Die Kommunikation bei Getraenke Hoffmann Gruppe KG wird von Mitarbeiter:innen sehr negativ bewertet. Viele bemängeln, dass wichtige Informationen zurückgehalten werden, zu spät ankommen oder schlicht fehlen. Einige Nutzer:innen berichten, dass Informationen nur über Kontakte in höheren Abteilungen zugänglich sind, während andere schildern, dass fehlende Transparenz zu Gerüchten und einer schlechten Arbeitsatmosphäre führt. Kritik seitens der Mitarbeiter:innen wird laut einigen Bewertungen ignoriert, und Missstände werden zwar anerkannt, jedoch ohne erkennbare Konsequenzen.
Auch strukturelle Probleme erschweren den Informationsfluss: Einzelne Filialen verfügen demnach weder über E-Mail-Zugang noch über ausreichend zugängliche Kommunikationsmittel. Wenige Nutzer:innen bewerten die Kommunikation innerhalb ihres Teams positiv, kritisieren jedoch die abteilungsübergreifende Kommunikation und das Management. Die Personalabteilung wird dabei als schwer erreichbar und wenig kompetent beschrieben.

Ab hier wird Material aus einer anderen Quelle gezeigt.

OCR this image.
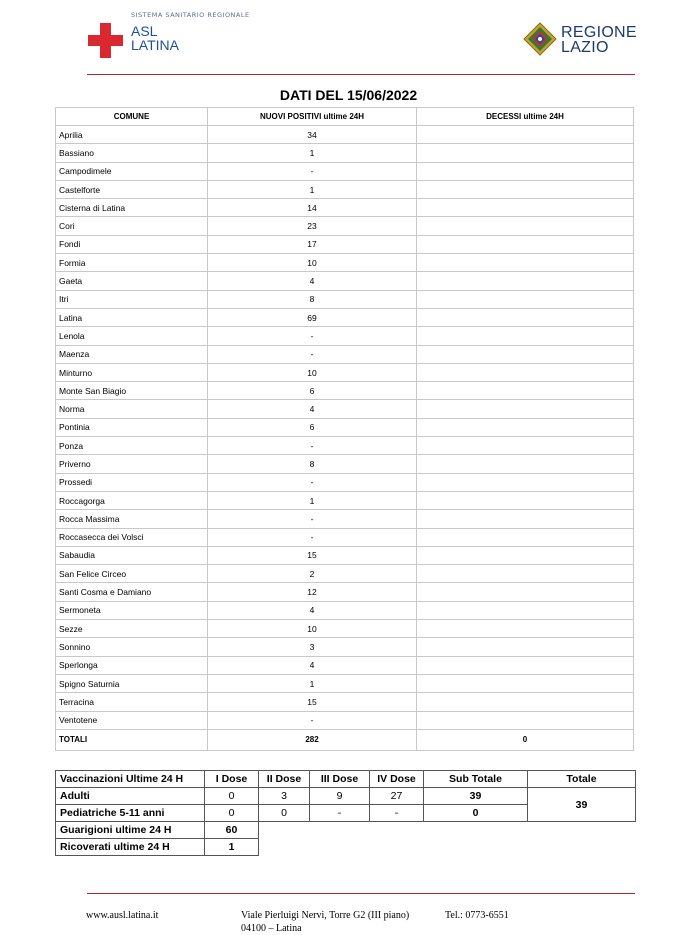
SISTEMA SANITARIO REGIONALE
ASL
LATINA
REGIONE
LAZIO
DATI DEL 15/06/2022
COMUNE	NUOVI POSITIVI ultime 24H	DECESSI ultime 24H
Aprilia	34	
Bassiano	1	
Campodimele	-	
Castelforte	1	
Cisterna di Latina	14	
Cori	23	
Fondi	17	
Formia	10	
Gaeta	4	
Itri	8	
Latina	69	
Lenola	-	
Maenza	-	
Minturno	10	
Monte San Biagio	6	
Norma	4	
Pontinia	6	
Ponza	-	
Priverno	8	
Prossedi	-	
Roccagorga	1	
Rocca Massima	-	
Roccasecca dei Volsci	-	
Sabaudia	15	
San Felice Circeo	2	
Santi Cosma e Damiano	12	
Sermoneta	4	
Sezze	10	
Sonnino	3	
Sperlonga	4	
Spigno Saturnia	1	
Terracina	15	
Ventotene	-	
TOTALI	282	0
Vaccinazioni Ultime 24 H	I Dose	II Dose	III Dose	IV Dose	Sub Totale	Totale
Adulti	0	3	9	27	39	39
Pediatriche 5-11 anni	0	0	-	-	0	
Guarigioni ultime 24 H	60					
Ricoverati ultime 24 H	1					
www.ausl.latina.it	Viale Pierluigi Nervi, Torre G2 (III piano)
04100 – Latina
Tel.: 0773-6551
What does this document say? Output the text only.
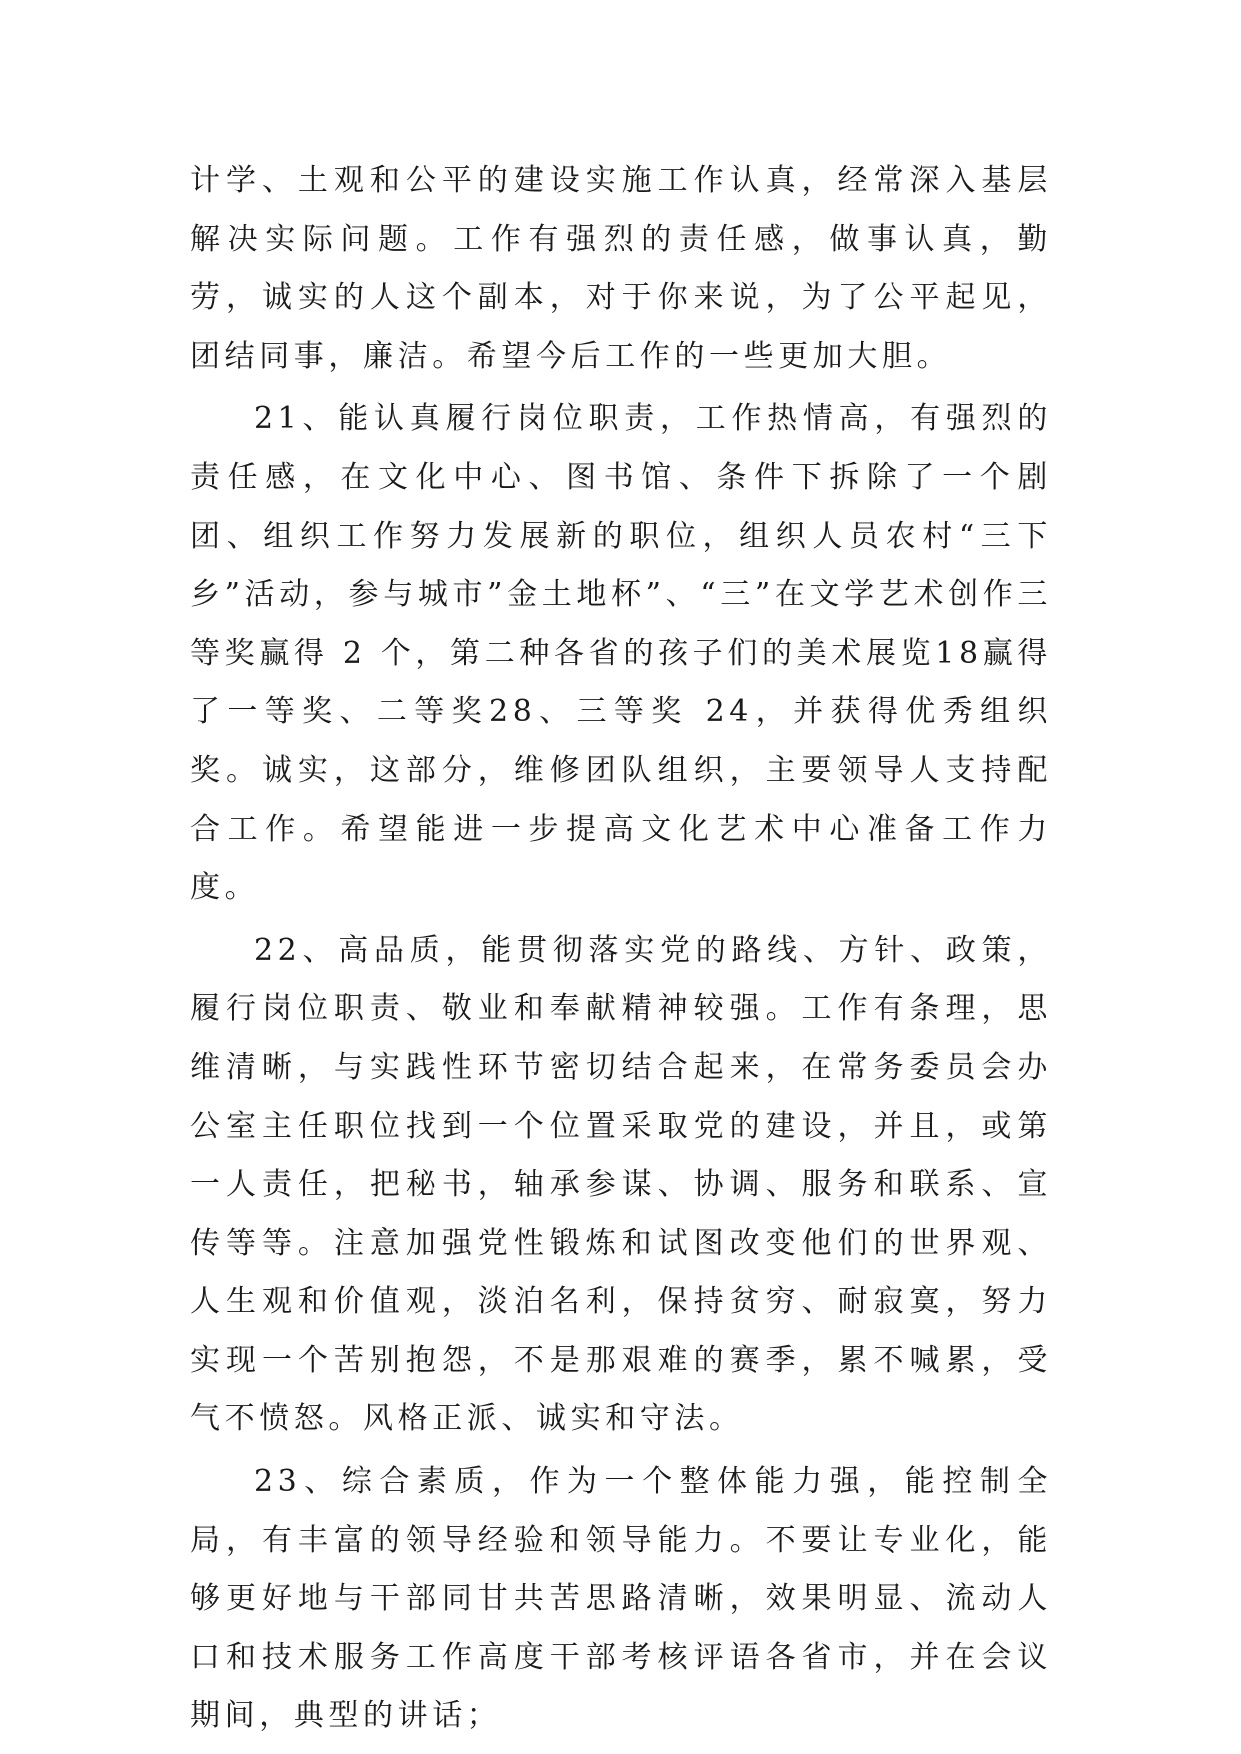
计学、土观和公平的建设实施工作认真，经常深入基层解决实际问题。工作有强烈的责任感，做事认真，勤劳，诚实的人这个副本，对于你来说，为了公平起见，团结同事，廉洁。希望今后工作的一些更加大胆。

21、能认真履行岗位职责，工作热情高，有强烈的责任感，在文化中心、图书馆、条件下拆除了一个剧团、组织工作努力发展新的职位，组织人员农村“三下乡”活动，参与城市”金土地杯”、“三”在文学艺术创作三等奖赢得 2 个，第二种各省的孩子们的美术展览18赢得了一等奖、二等奖28、三等奖 24，并获得优秀组织奖。诚实，这部分，维修团队组织，主要领导人支持配合工作。希望能进一步提高文化艺术中心准备工作力度。

22、高品质，能贯彻落实党的路线、方针、政策，履行岗位职责、敬业和奉献精神较强。工作有条理，思维清晰，与实践性环节密切结合起来，在常务委员会办公室主任职位找到一个位置采取党的建设，并且，或第一人责任，把秘书，轴承参谋、协调、服务和联系、宣传等等。注意加强党性锻炼和试图改变他们的世界观、人生观和价值观，淡泊名利，保持贫穷、耐寂寞，努力实现一个苦别抱怨，不是那艰难的赛季，累不喊累，受气不愤怒。风格正派、诚实和守法。

23、综合素质，作为一个整体能力强，能控制全局，有丰富的领导经验和领导能力。不要让专业化，能够更好地与干部同甘共苦思路清晰，效果明显、流动人口和技术服务工作高度干部考核评语各省市，并在会议期间，典型的讲话；
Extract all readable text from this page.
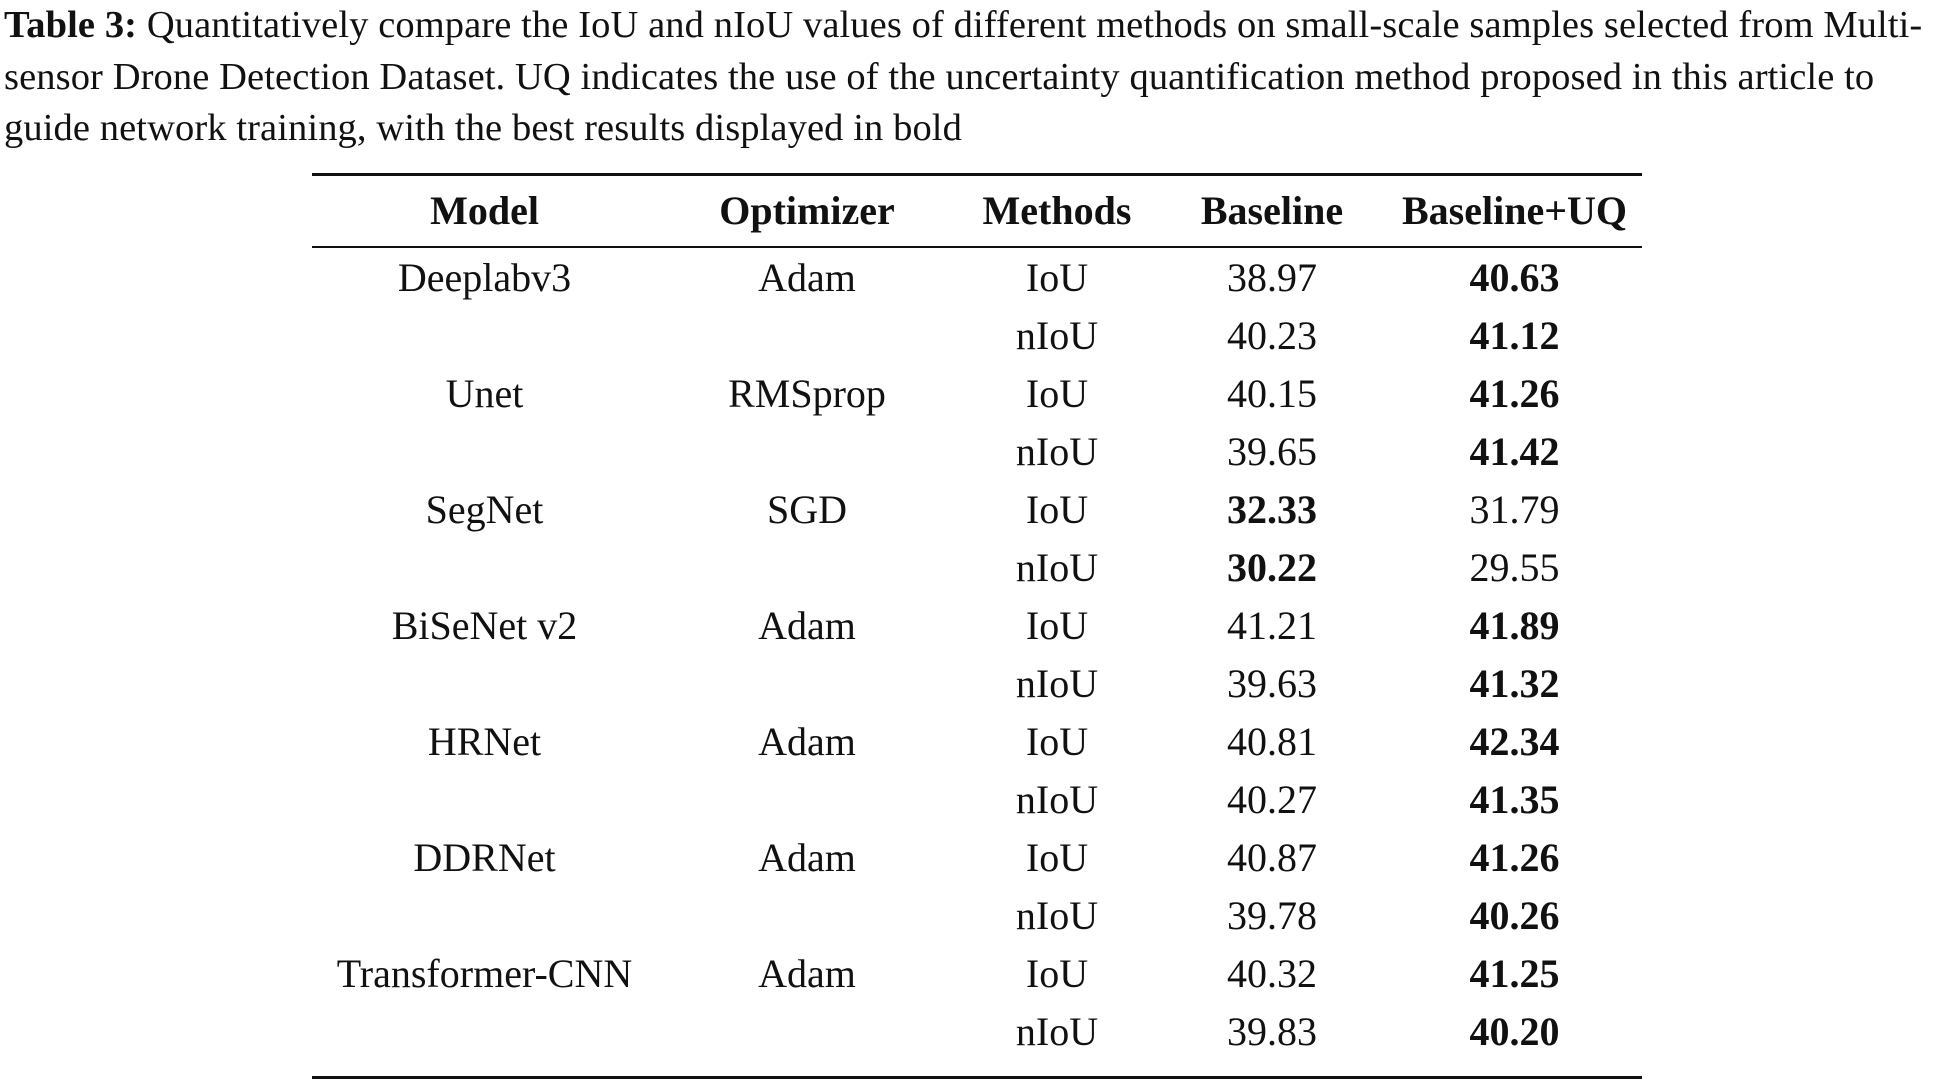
Table 3: Quantitatively compare the IoU and nIoU values of different methods on small-scale samples selected from Multi-sensor Drone Detection Dataset. UQ indicates the use of the uncertainty quantification method proposed in this article to guide network training, with the best results displayed in bold
Model	Optimizer	Methods	Baseline	Baseline+UQ
Deeplabv3	Adam	IoU	38.97	40.63
		nIoU	40.23	41.12
Unet	RMSprop	IoU	40.15	41.26
		nIoU	39.65	41.42
SegNet	SGD	IoU	32.33	31.79
		nIoU	30.22	29.55
BiSeNet v2	Adam	IoU	41.21	41.89
		nIoU	39.63	41.32
HRNet	Adam	IoU	40.81	42.34
		nIoU	40.27	41.35
DDRNet	Adam	IoU	40.87	41.26
		nIoU	39.78	40.26
Transformer-CNN	Adam	IoU	40.32	41.25
		nIoU	39.83	40.20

Das Vorgesetztenverhalten bei Getraenke Hoffmann Gruppe KG wird von Mitarbeiter:innen sehr negativ bewertet. Besonders Bezirks- und Regionalmanager:innen stehen in der Kritik: Viele gelten als inkompetent und überfordert, setzen unrealistische Ziele und schieben die Verantwortung für verfehlte Vorgaben auf die Belegschaft. Führungskräfte auf höherer Ebene werden als katastrophal beschrieben, während häufige Abwesenheiten und mangelndes Vertrauen in die Mitarbeiter:innen das Bild zusätzlich belasten. Einige Bewertungen kritisieren zudem, dass Probleme zwar erkannt, aber nicht angegangen werden und Druck statt Kompetenz den Führungsstil prägt.
Wenige Nutzer:innen äußern sich positiver und beschreiben direkte Vorgesetzte als freundlich oder berichten von einem Umgang auf Augenhöhe. Diese Einschätzungen bleiben jedoch in der Minderheit und ändern nichts am insgesamt negativen Gesamtbild, das die Mehrheit der Bewertungen zeichnet.
Der Kollegenzusammenhalt bei der Getraenke Hoffmann Gruppe KG wird von den Nutzer:innen gemischt bewertet. Viele beschreiben den Teamzusammenhalt als positiv und sehen ihn als wichtigen Stabilitätsfaktor im Arbeitsalltag – einige geben sogar an, nur wegen der Kolleg:innen im Unternehmen zu bleiben. Gleichzeitig berichten mehrere Nutzer:innen, dass der Zusammenhalt stark filialabhängig und schwankend sei.
Auf der kritischen Seite schildern wenige Nutzer:innen, dass neue Mitarbeiter:innen teils ausgegrenzt werden und die gegenseitige Unterstützung bisweilen eher aus gemeinsamer Unzufriedenheit mit dem Unternehmen resultiert als aus echtem Miteinander. Zudem werden Personalengpässe durch Abgänge als Belastung für das Team genannt, und das Verhalten gegenüber neuen Kolleg:innen fällt laut einigen Bewertungen weniger herzlich aus als nach außen dargestellt. Der Umgang unter Kolleg:innen variiert demnach je nach Filiale und Team erheblich.